The reliability of the information on cargo provided by shippers will need justification. Oftenly requiring visits to stockpiles ashore, further sampling and testing. This will lead to delays and increased costs. For instance, documents are obviously unreliable if the testing occured more than 6 months prior to the date of loading.
If the cargo onboard is not safe for shipment, then we can either remove it from the ship or try and remediate the situation. In many cases, there is no way that cargo once onboard a ship, it can be physically removed or legally reimported to the country of origin. Remediation may involve waiting for the cargo to dry (sometimes aided by fans) or introducing safe cargo or a drying agent. The process can take months, often with no guarantee of success.
Nonetheless, if cargo is not safe to carry, it may prejudice Club cover and other forms of insurance. This includes where cover is, not explicitly reserved.
Risks when Sailing
Liquefaction may only become apparent for the first time during a voyage. Then the ship may have to call at a port of refuge. In some cases, however, the ship will have no better option than to continue to the intended destination.
Cargo experts will advise on the level of risk in continuing the passage and on the following steps to minimize the danger. In such emergency situations, the additional expenses incurred by the carrier will in principle be recoverable in General Average. H&M will pay the ship’s share of GA subject to the terms of the hull policy. Collection from other interests will depend on the existence of actionable fault on the part of the carrier leading to the incident. In case of an actionable fault defence then; in principle, P&I will reimburse the unrecoverable GA. Except if the owner knowingly failed to follow the Code or take other prudent precautions to avoid the risk of liquefaction.
Loss of Ship
Certain liabilities falling to a charterer as a result of a total loss caused by liquefaction may in principle be covered by charterers P&I cover or by Damage to Hull insurance. There may be gaps in these covers however, such as for charterer’s own loss of earnings. This will be for the charterer’s account unless specialist insurance has been obtained. Cargo interests may have insurance for the same liabilities under a ‘cargo owners legal liability insurance’ policy or similar.

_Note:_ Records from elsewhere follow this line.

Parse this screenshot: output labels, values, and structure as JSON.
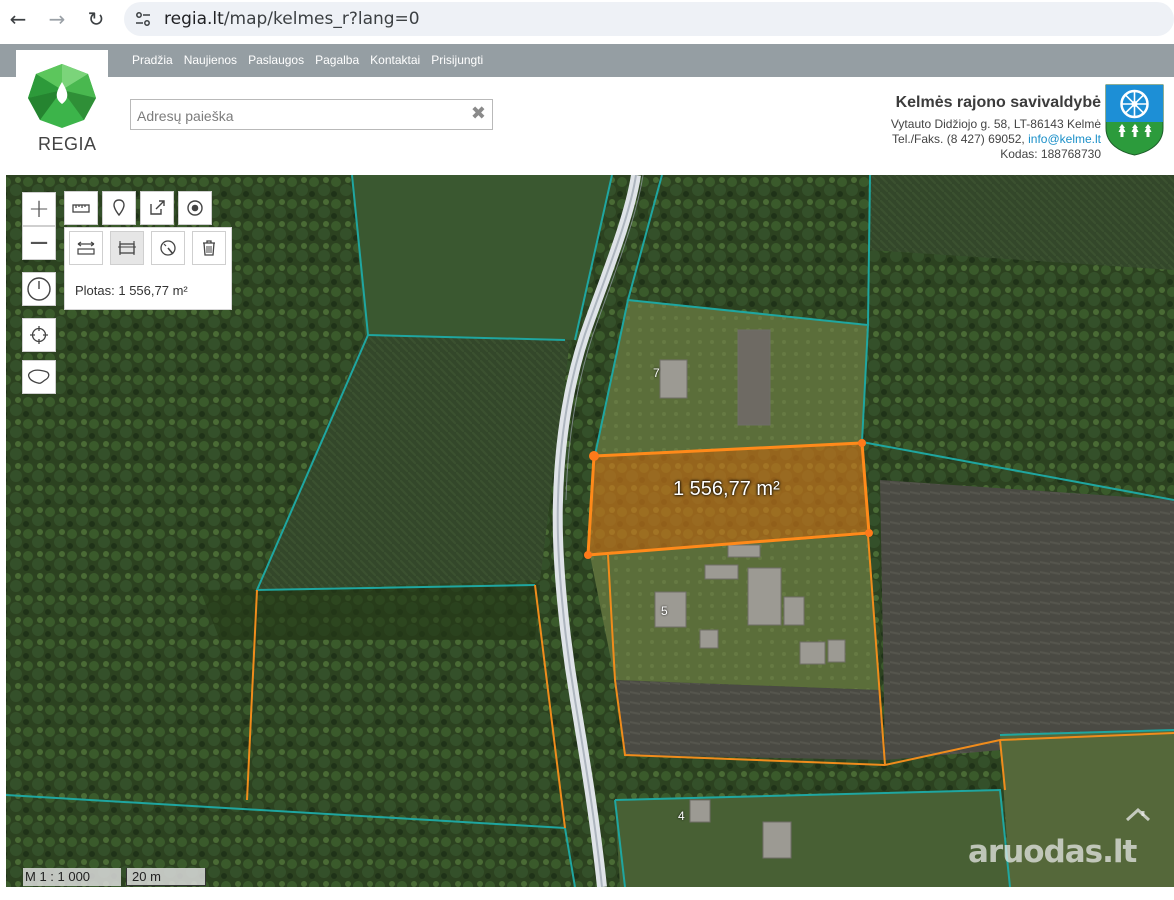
{
  "browser": {
    "back_icon": "arrow-left-icon",
    "forward_icon": "arrow-right-icon",
    "reload_icon": "reload-icon",
    "url_host": "regia.lt",
    "url_path": "/map/kelmes_r?lang=0"
  },
  "site": {
    "logo_text": "REGIA",
    "menu": [
      "Pradžia",
      "Naujienos",
      "Paslaugos",
      "Pagalba",
      "Kontaktai",
      "Prisijungti"
    ],
    "search_placeholder": "Adresų paieška",
    "search_clear": "✖"
  },
  "municipality": {
    "name": "Kelmės rajono savivaldybė",
    "address": "Vytauto Didžiojo g. 58, LT-86143 Kelmė",
    "phone_prefix": "Tel./Faks. (8 427) 69052,",
    "email": "info@kelme.lt",
    "code": "Kodas: 188768730"
  },
  "map": {
    "measure_result": "Plotas: 1 556,77 m²",
    "polygon_label": "1 556,77 m²",
    "house_numbers": [
      "7",
      "5",
      "4"
    ],
    "scale_ratio": "M 1 : 1 000",
    "scale_bar": "20 m",
    "watermark": "aruodas.lt",
    "colors": {
      "parcel_teal": "#1fa6a0",
      "parcel_orange": "#f08c1c",
      "measure_fill": "#d97a1c",
      "measure_stroke": "#ff8a1a"
    }
  }
}
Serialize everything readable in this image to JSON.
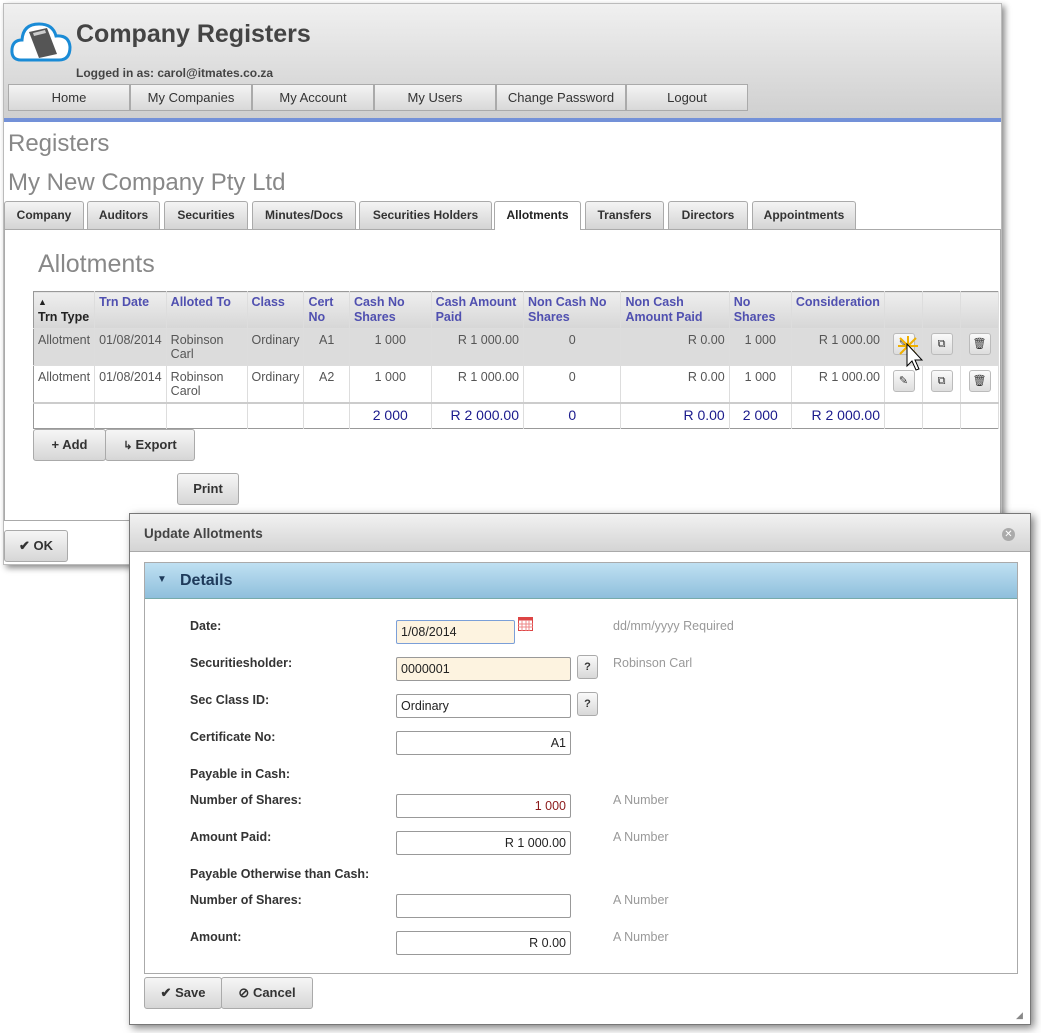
{
  "app": {
    "title": "Company Registers",
    "logged_in": "Logged in as: carol@itmates.co.za"
  },
  "nav": [
    "Home",
    "My Companies",
    "My Account",
    "My Users",
    "Change Password",
    "Logout"
  ],
  "page": {
    "heading": "Registers",
    "company": "My New Company Pty Ltd",
    "section": "Allotments"
  },
  "tabs": [
    "Company",
    "Auditors",
    "Securities",
    "Minutes/Docs",
    "Securities Holders",
    "Allotments",
    "Transfers",
    "Directors",
    "Appointments"
  ],
  "active_tab": "Allotments",
  "table": {
    "headers": [
      "Trn Type",
      "Trn Date",
      "Alloted To",
      "Class",
      "Cert No",
      "Cash No Shares",
      "Cash Amount Paid",
      "Non Cash No Shares",
      "Non Cash Amount Paid",
      "No Shares",
      "Consideration"
    ],
    "sort_indicator": "▲",
    "rows": [
      [
        "Allotment",
        "01/08/2014",
        "Robinson Carl",
        "Ordinary",
        "A1",
        "1 000",
        "R 1 000.00",
        "0",
        "R 0.00",
        "1 000",
        "R 1 000.00"
      ],
      [
        "Allotment",
        "01/08/2014",
        "Robinson Carol",
        "Ordinary",
        "A2",
        "1 000",
        "R 1 000.00",
        "0",
        "R 0.00",
        "1 000",
        "R 1 000.00"
      ]
    ],
    "totals": [
      "",
      "",
      "",
      "",
      "",
      "2 000",
      "R 2 000.00",
      "0",
      "R 0.00",
      "2 000",
      "R 2 000.00"
    ],
    "row_actions": [
      "edit-icon",
      "copy-icon",
      "delete-icon"
    ]
  },
  "buttons": {
    "add": "Add",
    "export": "Export",
    "print": "Print",
    "ok": "OK"
  },
  "dialog": {
    "title": "Update Allotments",
    "section": "Details",
    "fields": {
      "date": {
        "label": "Date:",
        "value": "1/08/2014",
        "hint": "dd/mm/yyyy Required"
      },
      "holder": {
        "label": "Securitiesholder:",
        "value": "0000001",
        "hint": "Robinson Carl"
      },
      "class": {
        "label": "Sec Class ID:",
        "value": "Ordinary"
      },
      "cert": {
        "label": "Certificate No:",
        "value": "A1"
      },
      "cash_heading": "Payable in Cash:",
      "cash_shares": {
        "label": "Number of Shares:",
        "value": "1 000",
        "hint": "A Number"
      },
      "cash_amount": {
        "label": "Amount Paid:",
        "value": "R 1 000.00",
        "hint": "A Number"
      },
      "noncash_heading": "Payable Otherwise than Cash:",
      "noncash_shares": {
        "label": "Number of Shares:",
        "value": "",
        "hint": "A Number"
      },
      "noncash_amount": {
        "label": "Amount:",
        "value": "R 0.00",
        "hint": "A Number"
      }
    },
    "help_button": "?",
    "save": "Save",
    "cancel": "Cancel"
  },
  "colors": {
    "accent": "#7391d8",
    "header_text": "#5050b0",
    "totals": "#1a1a8c",
    "details_bar": "#a8d0e8"
  }
}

The real challenges in the carriage of cargoes prone to liquefaction are practical, including lack of testing facilities; stockpile access; cargo surveyor availability; intimidation of seafarers and surveyors; fraud; and, a lack of understanding of the dangers inherent in carriage of solid bulk cargo by stakeholders.
Charterers and cargo interests ought to appreciate that the costs arising from a serious incident involving liquefaction are likely to fall on them with only a modest discount to reflect the litigation risk in pursuing a recourse action.